Actor Martin Milner gets a great scene where his Officer Pete Malloy character has to figure out a way of saving a baby from a suicidal lunatic. Writer/Director/Producer and here, Actor Zalman King puts in a perfectly creepy performance of the would-be baby killer. Milner begins, playing the scene all sweet and tender - to the crazed young man. Ever so slowly and carefully, Malloy changes tactics to a successful attack of words. The baby saved, Milner then has Malloy practically collapse onto a sofa in exasperated relief. Both actors are exceptional in the scene.
One observation though: From the outside, the home in which the lunatic is threatening the baby and it's Mother, looks very nice. A nice house in a nice neighborhood. On the inside, the house is horribly drab and dreary. The interior is gloomy and downright depressing. I just wonder as to why such an awful set design was used for this scene. The Mother is dressed very nicely. Her surroundings look like a drug-den.
The majority of the episode has Malloy and Reed dealing with a nasty, hulking brute who has been unsuccessfully trying to terrorize a woman in an otherwise nice suburban neighborhood. She witnessed the brute's son commit a crime and is to testify in court against the kid. It was sort of surprising to hear that a dead cat was thrown through a window of the woman's house. Gross, but of course, the cat certainly wasn't seen. Gruesome, when you remember that the incidents seen in Adam-12 are true. So says the end credits of every episode.
There's an interesting scene in a bar where Malloy lies to a bartender. This concerns a possible police-prevented break-in via the bar's back door the night prior. Malloy really just wanted to get the bartender out of view of customers so he could pump the guy for some information. (Regarding the dead-cat tossing brute.) Besides the bartender, and perhaps Reed, Malloy had me fooled.
The highlight of the episode though comes from actor Kent McCord as probationary Officer Jim Reed. At the top of the episode, Malloy gives Reed one job to do. Gas up the squad car. Reed does, but he also cracks up the squad car. He puts a dent in the passenger-side front panel. (Reed has already forgotten Malloy's advice pertaining to the squad, from the first episode. You take care of it, it will take care of you. Oh well.) Reed tries to convince himself that it's hardly noticable, but pretty much every person who sees the squad that day immediately comments on the dent. Even a group of kids who come running up to the squad, possibly mistaking it for an Ice Cream truck. (Because they're all incredibly thrilled to see a squad car.) I thought the eldest of the kids, a boy named Harold, was being played by Barry Williams. Williams was later oldest son Greg, on "The Brady Bunch". It's not him, but it sure looks like him. Barry Williams will show up on Adam-12 in time.
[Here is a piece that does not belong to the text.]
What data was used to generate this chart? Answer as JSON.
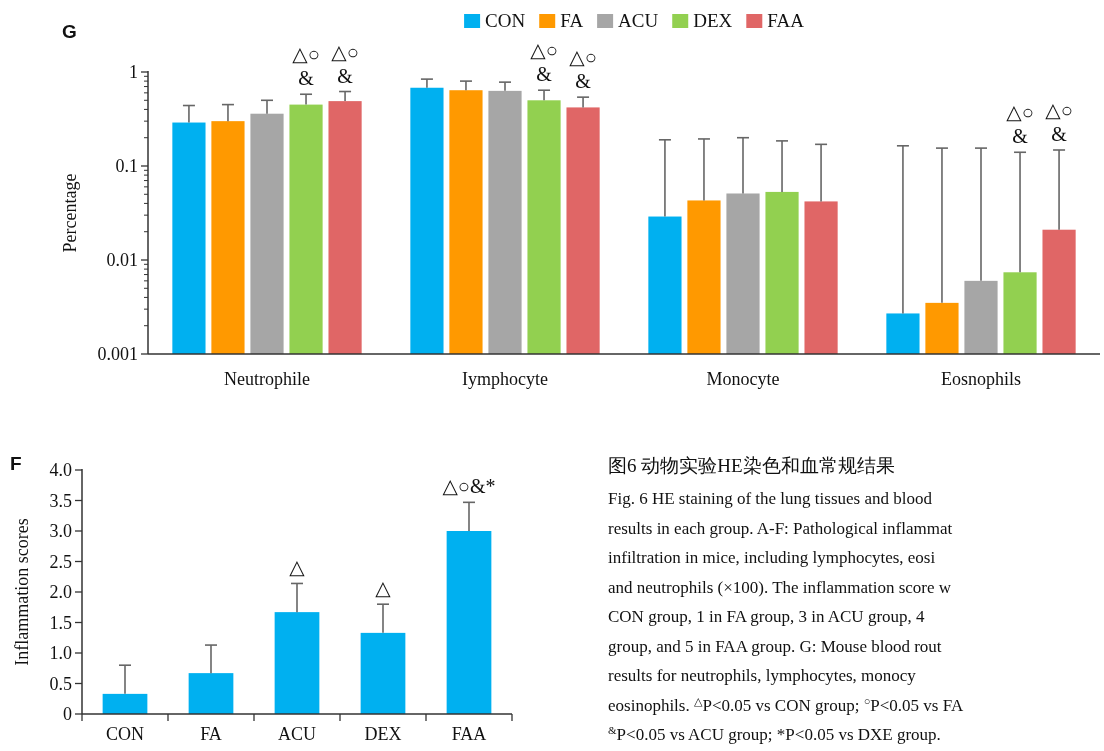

Officer Reed spends pretty much the entire episode more focused on the dent than on his work. He frets about it constantly to the point of irritation for Malloy. Reed worries about this dent and accident remaining forever a "dent" on his official record with the department. Upset that seemingly every citizen in Los Angeles notices the dent, points at it and laughs, Reed says he might as well paint it red and hang a sign on it. Malloy assures him that everybody so far has spotted the dent, no problem.
Malloy eventually speaks to the Lieutenant Officer in charge regarding the dent and basically gets Reed off the proverbial hook. Unfortunately, that's where the ordeal of the dent concludes. We don't get to see Reed collapse in a pool filled with tears of relief (Ah... so soothing!) that he won't be fired or held for the cost of the repair.
Another very good episode of Adam-12.